AltaGas Ltd. entered into a definitive agreement with Tidewater Midstream and Infrastructure Ltd. to acquire multiple midstream, storage and terminals for CA$650 million (US$480 million), the company said on Aug. 31.

AltaGas said it will acquire Tidewater’s Pipestone Natural Gas Processing Plant Phase 1 and II expansion projects; the adjacent Dimsdale Natural Gas Storage Facility; Pipestone’s condensate truck-in/truck-out terminal; and associated gathering pipeline systems.

AtlaGas said the transaction strengthens the company’s midstream value chain through an expanded footprint in the Alberta Montney Shale and provides meaningful long-term LPG supply for its global exports platform.

AltaGas acquisition map
(Source: AltaGas)

The Pipestone assets consist of:

  • Pipestone Phase I: a modern sour deep-cut natural gas plant with 110 MMcf/d of processing capacity and 20,000 bbl/d of liquids handling capacity located in the heart of the Alberta Montney.
  • Pipestone Condensate Terminal: A truck-in/truck-out terminal used to maximize value of Pipestone liquids.
  • Pipestone Phase II: A fully permitted, shovel-ready expansion project that will provide an additional 100 MMcf/d of sour deep-cut natural gas processing capacity and an additional 20,000 bbl/d of liquids handling capabilities.
  • Dimsdale Gas Storage: Premier operational natural gas storage facility located east of the Pipestone I and II facilities with current working gas capacity of 15 Bcf, which can be increased more than four-fold to 69 Bcf.

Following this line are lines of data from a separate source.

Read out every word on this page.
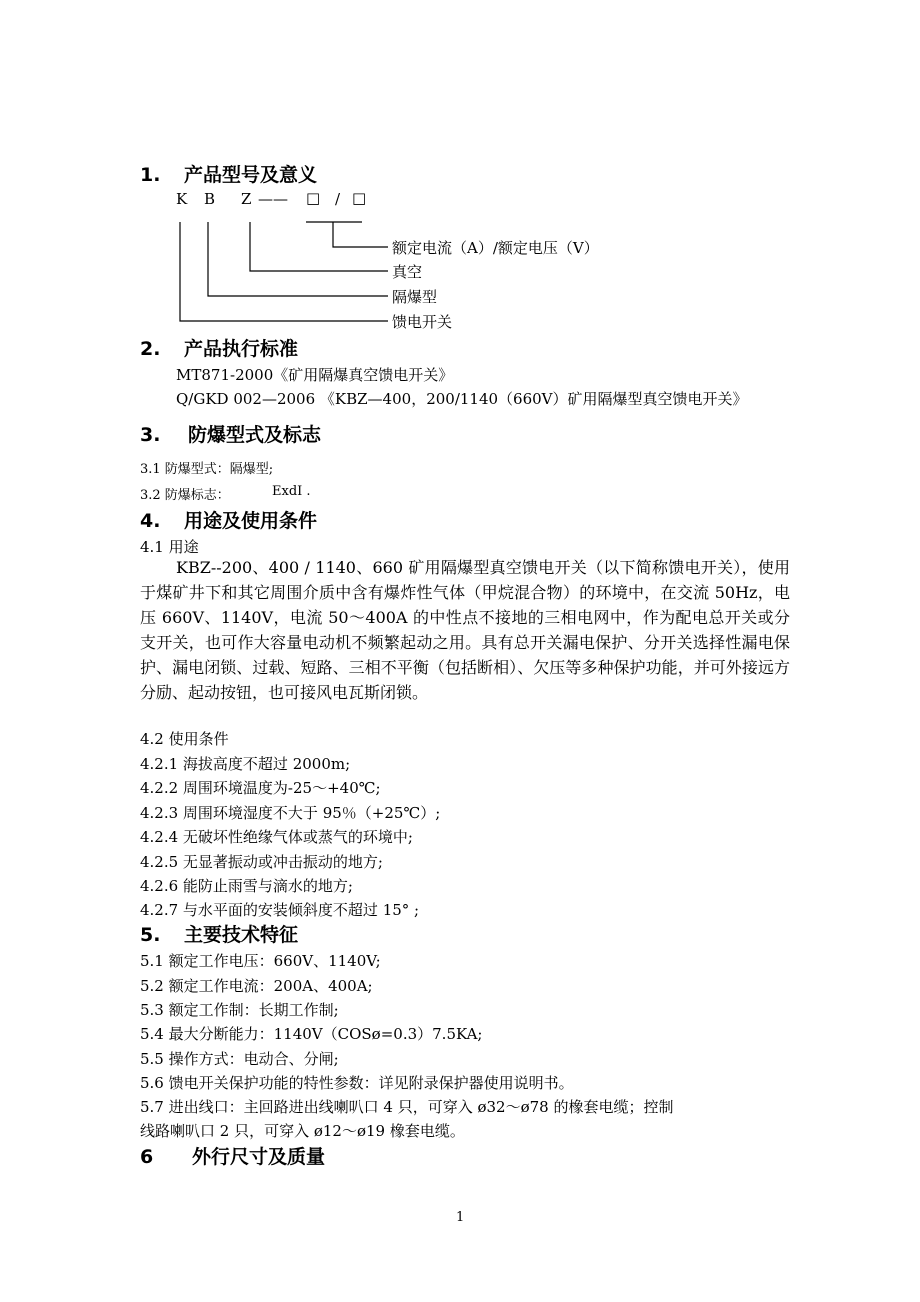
1. 产品型号及意义
K B Z —— □ / □
额定电流（A）/额定电压（V）
真空
隔爆型
馈电开关
2. 产品执行标准
MT871-2000《矿用隔爆真空馈电开关》
Q/GKD 002—2006 《KBZ—400，200/1140（660V）矿用隔爆型真空馈电开关》
3. 防爆型式及标志
3.1 防爆型式：隔爆型;
3.2 防爆标志：	ExdI .
4. 用途及使用条件
4.1 用途
KBZ--200、400 / 1140、660 矿用隔爆型真空馈电开关（以下简称馈电开关），使用于煤矿井下和其它周围介质中含有爆炸性气体（甲烷混合物）的环境中，在交流 50Hz，电压 660V、1140V，电流 50～400A 的中性点不接地的三相电网中，作为配电总开关或分支开关，也可作大容量电动机不频繁起动之用。具有总开关漏电保护、分开关选择性漏电保护、漏电闭锁、过载、短路、三相不平衡（包括断相）、欠压等多种保护功能，并可外接远方分励、起动按钮，也可接风电瓦斯闭锁。
4.2 使用条件
4.2.1 海拔高度不超过 2000m;
4.2.2 周围环境温度为-25～+40℃;
4.2.3 周围环境湿度不大于 95％（+25℃）;
4.2.4 无破坏性绝缘气体或蒸气的环境中;
4.2.5 无显著振动或冲击振动的地方;
4.2.6 能防止雨雪与滴水的地方;
4.2.7 与水平面的安装倾斜度不超过 15° ;
5. 主要技术特征
5.1 额定工作电压：660V、1140V;
5.2 额定工作电流：200A、400A;
5.3 额定工作制：长期工作制;
5.4 最大分断能力：1140V（COSø=0.3）7.5KA;
5.5 操作方式：电动合、分闸;
5.6 馈电开关保护功能的特性参数：详见附录保护器使用说明书。
5.7 进出线口：主回路进出线喇叭口 4 只，可穿入 ø32～ø78 的橡套电缆；控制
线路喇叭口 2 只，可穿入 ø12～ø19 橡套电缆。
6 外行尺寸及质量
1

Total consideration is $650 million, comprised of $325 million in cash and the issuance of approximately 12.5 million AltaGas common shares to Tidewater.

The acquisition is contingent on Tidewater and AltaGas making a positive final investment decision (FID) for the Pipestone Phase II project.  To facilitate reaching FID, AltaGas and Tidewater have entered into an agreement to create a new joint venture (JV) to advance the final steps required to develop and construct the project. The terms of the JV will permit the parties to continue to collaborate on the Pipestone Phase II project even if the acquisition does not proceed.

AtlaGas said the transaction represented an approximately 7.2x estimated run-rate normalized EBITDA, inclusive of synergies and the incremental capital that AltaGas will deploy to complete the Pipestone Phase II project. The transaction is expected to be five percent EPS accretive in 2025 forward while being 0.1x net debt to normalized EBITDA credit accretive in 2025 forward.

Vern Yu, AltaGas' President and CEO said the acquisition is consistent with the company’s long-term strategy and provides an opportunity to support industry-leading producers' growth plans in one of Canada's most prolific resource plays.

“The assets will deliver highly contracted take-or-pay and fee-for-service revenue that will also bring meaningful long-term LPG supply for AltaGas' global exports platform,” Yu said. “The acquisition should also deliver stable and growing earnings and cash flows, which will deliver strong long-term value creation for our stakeholders while reducing risk and providing long-term credit accretion. We look forward to working with all key stakeholders to advance the final steps required to develop and construct the Pipestone II expansion project and support continued resource development in Western Canada.”

RBC Capital Markets are acting as financial advisors and Burnet Duckworth & Palmer LLP are acting as legal advisors to AltaGas on the transaction.